Life expectancy is projected to increase in the next 10 years, resulting in a growth of the population of adults over the age of 65. The change is imperative to improve quality of life and promote healthy aging, with the feelings of independence and emotional support by care robots. Emotion recognition is expected as a promising solution for care robots not only for the aged but also for babies, who also demand independence and emotional support. Facial emotion recognition may be used for other purposes of improving quality of life or securing the safety, in healthcare, in any field that requires an in-depth understanding of the human emotion. The global emotion recognition market is now projected to grow to over USD 40 billion by 2027.

The new design of the neuromorphic neural network is inspired as an alternative of the primary visual cortex function, the orientation tuned response from Hubel and Wiesel’s experimentation, as in Illustration 1. The neuromorphic neural network, mimicking the visual cortex neuron, extracts the visual features of facial expression and assesses the difference of input image and the registered face (neutral emotion). The feasibility of the neuromorphic approach was already tested for road safety improvement. The neuromorphic deep neural network is trained in emotion recognition using Jaffe (female face dataset). The illustration 1 depicts the novelty of neuromorphic feature extraction from the facial expression and the deep learning enhancement based on the differential processing of neuromorphic features. It enables the robust emotion recognition of baby’s face expression as shown in illustration 2, which has never been trained. The baby’s facial images have been collected from a 6 month old baby boy, who is presumed to start developing emotional expression.

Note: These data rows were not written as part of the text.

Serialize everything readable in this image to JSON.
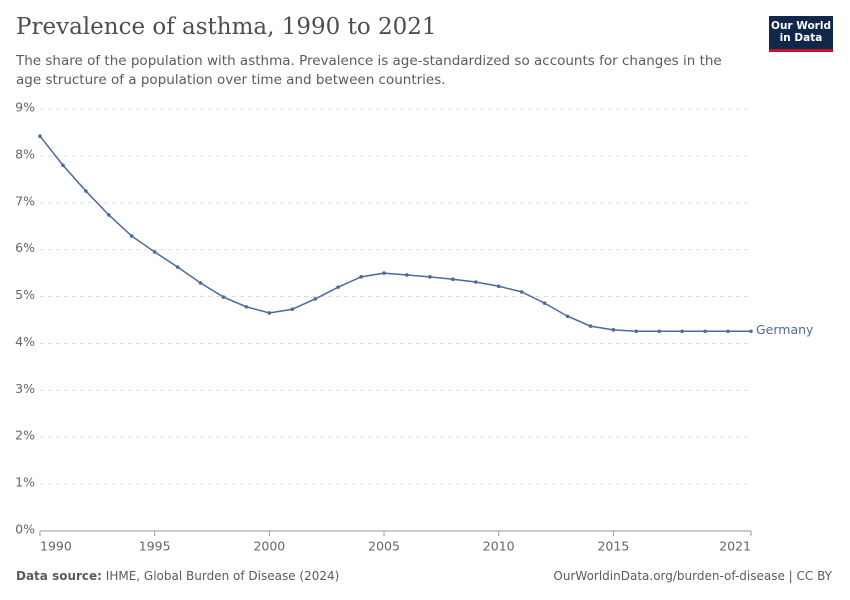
{
  "chart_data": {
    "type": "line",
    "title": "Prevalence of asthma, 1990 to 2021",
    "subtitle": "The share of the population with asthma. Prevalence is age-standardized so accounts for changes in the age structure of a population over time and between countries.",
    "logo": "Our World in Data",
    "source_label": "Data source:",
    "source": "IHME, Global Burden of Disease (2024)",
    "url": "OurWorldinData.org/burden-of-disease | CC BY",
    "x": [
      1990,
      1991,
      1992,
      1993,
      1994,
      1995,
      1996,
      1997,
      1998,
      1999,
      2000,
      2001,
      2002,
      2003,
      2004,
      2005,
      2006,
      2007,
      2008,
      2009,
      2010,
      2011,
      2012,
      2013,
      2014,
      2015,
      2016,
      2017,
      2018,
      2019,
      2020,
      2021
    ],
    "series": [
      {
        "name": "Germany",
        "color": "#4c6a9c",
        "values": [
          8.42,
          7.8,
          7.25,
          6.74,
          6.29,
          5.95,
          5.63,
          5.29,
          4.99,
          4.78,
          4.65,
          4.73,
          4.95,
          5.2,
          5.42,
          5.5,
          5.46,
          5.42,
          5.37,
          5.31,
          5.22,
          5.1,
          4.86,
          4.58,
          4.37,
          4.29,
          4.26,
          4.26,
          4.26,
          4.26,
          4.26,
          4.26
        ]
      }
    ],
    "xlim": [
      1990,
      2021
    ],
    "xticks": [
      1990,
      1995,
      2000,
      2005,
      2010,
      2015,
      2021
    ],
    "ylim": [
      0,
      9
    ],
    "yticks": [
      {
        "value": 0,
        "label": "0%"
      },
      {
        "value": 1,
        "label": "1%"
      },
      {
        "value": 2,
        "label": "2%"
      },
      {
        "value": 3,
        "label": "3%"
      },
      {
        "value": 4,
        "label": "4%"
      },
      {
        "value": 5,
        "label": "5%"
      },
      {
        "value": 6,
        "label": "6%"
      },
      {
        "value": 7,
        "label": "7%"
      },
      {
        "value": 8,
        "label": "8%"
      },
      {
        "value": 9,
        "label": "9%"
      }
    ],
    "grid": true
  }
}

It works by registering a user’s face (baby or an aged), while the input image can be applied via a webcam or other image sensor. The region of interest is decided after detecting eyes, with an area of 110x135 pixels. The early prototype was implemented in a notebook computer. The prototype of neuromorphic emotion recognition shows the performance of 95% accuracy and the speed of 5 emotion recognition/sec.

The feasibility of implementation has been verified for the platforms of Xilinx EVM, Nvidia mobile GPU, and Raspberry Pi, as in Illustration 1. The product would be manufactured in various cost-effective ways depending on the scale and performance requirement. The product can be manufactured by designing an ASIC or customizing an embedded system. The product can also be based on a smartphone or Raspberry Pi (or similar), for a particular technical performance or the business model. For the integration with other products or services, a notebook computer (or similar) can be used for manufacturing the product.